Che bello stanotte si dorme senza sacco a pelo, ma con lenzuola e coperte, con un vero cuscino e senza tappi alle orecchie. Mi guardo un po’ di TV con la Liga spagnola che è al centro dell’attenzione con il duello fra Barcellona e Real Madrid.

 

 

26 aprile – lunedì – Ponferrada/Trabadelo - 24esima tappa

 

Mi sveglio alle sei  e alle 6,40 sono in pista. Memore dell’avvertimento della cameriera prendo la strada corretta e passo dalla Cattedrale anche se devo allungare un po’.

Inizia a far luce ed è lunga attraversare Ponferrada, anche perché dei lavori in corso credo che impongano deviazioni. Passo da Compostela che sembra un quartiere residenziale e a Columbrianos mi attende la terribile scena di vedere penzolare da un albero un uomo che ha deciso di impiccarsi e di togliersi la vita. La scena mi gela il sangue e meno male che c’è già un uomo che mi dice di aver avvisato la Polizia con il suo cellulare. E’ una scena orribile, anche se mi colpisce la compostezza e la tranquillità del corpo penzolante dal platano.

Proseguo a lungo da solo e la scena mi si ripresenta e mi spaventa. Per un po’ di giorni sarà così: girando l’angolo, ad un sentiero mi attendo di trovare qualche corpo appeso con una corda al collo.

Raggiungo Villafranca del Bierzo e la gamba si comporta alla grande. Pranzo in piazza in un tavolino all’aperto, accanto a due antipatiche francesi di mezza età che viaggiano in automobile.

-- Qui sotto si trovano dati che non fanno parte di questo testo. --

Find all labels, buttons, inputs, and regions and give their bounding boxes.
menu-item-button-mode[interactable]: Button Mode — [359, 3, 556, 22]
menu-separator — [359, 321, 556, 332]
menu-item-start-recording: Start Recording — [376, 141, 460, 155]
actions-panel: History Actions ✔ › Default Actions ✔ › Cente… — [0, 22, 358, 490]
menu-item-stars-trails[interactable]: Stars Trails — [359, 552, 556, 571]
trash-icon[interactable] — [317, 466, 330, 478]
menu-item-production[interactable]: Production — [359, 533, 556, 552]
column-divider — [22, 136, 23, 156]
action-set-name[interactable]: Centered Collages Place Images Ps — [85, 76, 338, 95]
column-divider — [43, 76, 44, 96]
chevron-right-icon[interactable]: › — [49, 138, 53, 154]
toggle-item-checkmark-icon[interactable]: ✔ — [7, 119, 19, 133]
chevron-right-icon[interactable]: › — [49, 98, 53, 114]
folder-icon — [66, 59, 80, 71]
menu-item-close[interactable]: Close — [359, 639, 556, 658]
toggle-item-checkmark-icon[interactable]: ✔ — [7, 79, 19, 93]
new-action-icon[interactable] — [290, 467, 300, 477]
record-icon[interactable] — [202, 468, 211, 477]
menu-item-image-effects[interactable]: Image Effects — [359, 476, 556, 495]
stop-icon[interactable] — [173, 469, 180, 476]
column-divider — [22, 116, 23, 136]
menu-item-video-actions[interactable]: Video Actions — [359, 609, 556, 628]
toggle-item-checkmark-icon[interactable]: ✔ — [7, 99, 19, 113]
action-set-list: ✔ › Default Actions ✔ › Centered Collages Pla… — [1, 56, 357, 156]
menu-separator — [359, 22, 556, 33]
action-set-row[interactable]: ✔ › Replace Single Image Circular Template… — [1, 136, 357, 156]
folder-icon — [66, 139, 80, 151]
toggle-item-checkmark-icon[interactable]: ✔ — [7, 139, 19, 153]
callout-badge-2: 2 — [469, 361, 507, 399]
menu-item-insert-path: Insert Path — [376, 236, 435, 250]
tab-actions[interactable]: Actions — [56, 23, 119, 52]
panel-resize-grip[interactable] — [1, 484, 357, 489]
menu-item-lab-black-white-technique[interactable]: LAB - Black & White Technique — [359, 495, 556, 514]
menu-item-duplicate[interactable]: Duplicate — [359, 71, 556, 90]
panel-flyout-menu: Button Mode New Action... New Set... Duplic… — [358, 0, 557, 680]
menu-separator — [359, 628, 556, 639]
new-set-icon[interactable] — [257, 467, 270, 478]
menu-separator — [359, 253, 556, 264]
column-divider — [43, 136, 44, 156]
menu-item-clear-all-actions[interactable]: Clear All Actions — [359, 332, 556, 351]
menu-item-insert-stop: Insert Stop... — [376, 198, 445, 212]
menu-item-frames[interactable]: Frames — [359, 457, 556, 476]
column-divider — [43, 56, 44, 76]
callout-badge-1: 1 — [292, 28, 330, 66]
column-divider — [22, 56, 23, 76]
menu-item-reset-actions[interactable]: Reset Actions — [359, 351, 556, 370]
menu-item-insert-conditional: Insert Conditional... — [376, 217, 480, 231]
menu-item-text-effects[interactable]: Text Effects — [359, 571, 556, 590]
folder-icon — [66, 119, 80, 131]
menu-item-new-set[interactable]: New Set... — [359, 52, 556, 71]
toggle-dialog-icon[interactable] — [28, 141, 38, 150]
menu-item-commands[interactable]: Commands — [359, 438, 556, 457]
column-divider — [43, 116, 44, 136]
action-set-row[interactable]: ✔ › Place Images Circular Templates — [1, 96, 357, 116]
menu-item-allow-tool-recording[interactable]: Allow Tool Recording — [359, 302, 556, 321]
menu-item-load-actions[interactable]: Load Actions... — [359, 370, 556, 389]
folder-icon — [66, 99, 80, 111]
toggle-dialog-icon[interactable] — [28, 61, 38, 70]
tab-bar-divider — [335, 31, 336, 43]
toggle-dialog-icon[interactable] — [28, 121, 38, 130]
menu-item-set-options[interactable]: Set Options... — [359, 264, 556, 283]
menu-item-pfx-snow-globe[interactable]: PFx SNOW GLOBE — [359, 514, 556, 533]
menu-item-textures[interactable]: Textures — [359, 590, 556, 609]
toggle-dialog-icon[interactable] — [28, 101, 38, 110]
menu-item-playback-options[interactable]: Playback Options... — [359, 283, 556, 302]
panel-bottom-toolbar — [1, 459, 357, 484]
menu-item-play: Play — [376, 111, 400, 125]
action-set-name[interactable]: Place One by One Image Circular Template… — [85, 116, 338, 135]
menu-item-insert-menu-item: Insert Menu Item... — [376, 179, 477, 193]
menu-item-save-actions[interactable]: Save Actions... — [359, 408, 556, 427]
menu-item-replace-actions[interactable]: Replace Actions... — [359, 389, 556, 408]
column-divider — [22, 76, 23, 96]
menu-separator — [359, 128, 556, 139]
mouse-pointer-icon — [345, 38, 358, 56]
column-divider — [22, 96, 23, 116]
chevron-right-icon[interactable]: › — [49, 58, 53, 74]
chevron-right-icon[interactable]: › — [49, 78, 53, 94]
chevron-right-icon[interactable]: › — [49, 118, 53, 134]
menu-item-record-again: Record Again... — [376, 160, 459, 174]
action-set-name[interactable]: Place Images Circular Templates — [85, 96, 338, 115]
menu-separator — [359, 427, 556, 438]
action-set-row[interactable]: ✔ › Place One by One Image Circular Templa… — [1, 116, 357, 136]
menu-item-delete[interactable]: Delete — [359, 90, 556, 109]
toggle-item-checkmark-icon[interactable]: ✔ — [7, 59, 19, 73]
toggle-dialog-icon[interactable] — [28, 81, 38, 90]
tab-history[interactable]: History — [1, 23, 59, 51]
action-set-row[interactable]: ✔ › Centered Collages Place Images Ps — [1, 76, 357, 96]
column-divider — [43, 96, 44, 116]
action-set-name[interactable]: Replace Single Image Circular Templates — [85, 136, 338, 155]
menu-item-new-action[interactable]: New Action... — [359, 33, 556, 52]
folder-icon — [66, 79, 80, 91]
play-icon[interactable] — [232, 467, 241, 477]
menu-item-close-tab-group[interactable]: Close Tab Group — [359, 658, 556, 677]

Il tratto fino a Trabadelo è molto faticoso a causa del caldo torrido, della poca acqua e del molto asfalto (l’altra strada sarebbe stata più bella ma più impegnativa e non voglio rischiare). Per fortuna una nuova superstrada decongestiona quella che devo percorrere con a sinistra un fiume e a destra macchine che sfrecciano.

Il cartello di Trabadelo mi fa sapere che il refuge si trova a 1,5 km all’interno del paesino e la cosa non mi riempie di gioia, ma ci arrivo e ritrovo il mio zaino. La macchina che distribuisce acqua minerale fresca è da me assalita. L’albergue è tranquillo e pulito; il paese non esiste e l’autostrada che passa accanto ci regalerà rumori anche a notte fonda.

Faccio il bucato che asciugherà velocemente al caldo sole. Si decide di mangiare in ostello e vado a comprare qualcosa nell’unico negozio del paese. Organizza il tutto Luis Miguel, uno spagnolo di Valladolid: pasta con tonno e pomodoro, insalata e tonno in scatola; insomma si mangia.

 

Mi telefona Ermanno e mi dice che è arrivato alla meta.

 

Ho deciso che domani affronterò il Cebreiro nuovamente con il mio zaino sulle spalle. Un po’ di ansia mi viene, ma ho deciso così. Sarà la prova definitiva per i miei tendini.


 


(Fine decima puntata - continua)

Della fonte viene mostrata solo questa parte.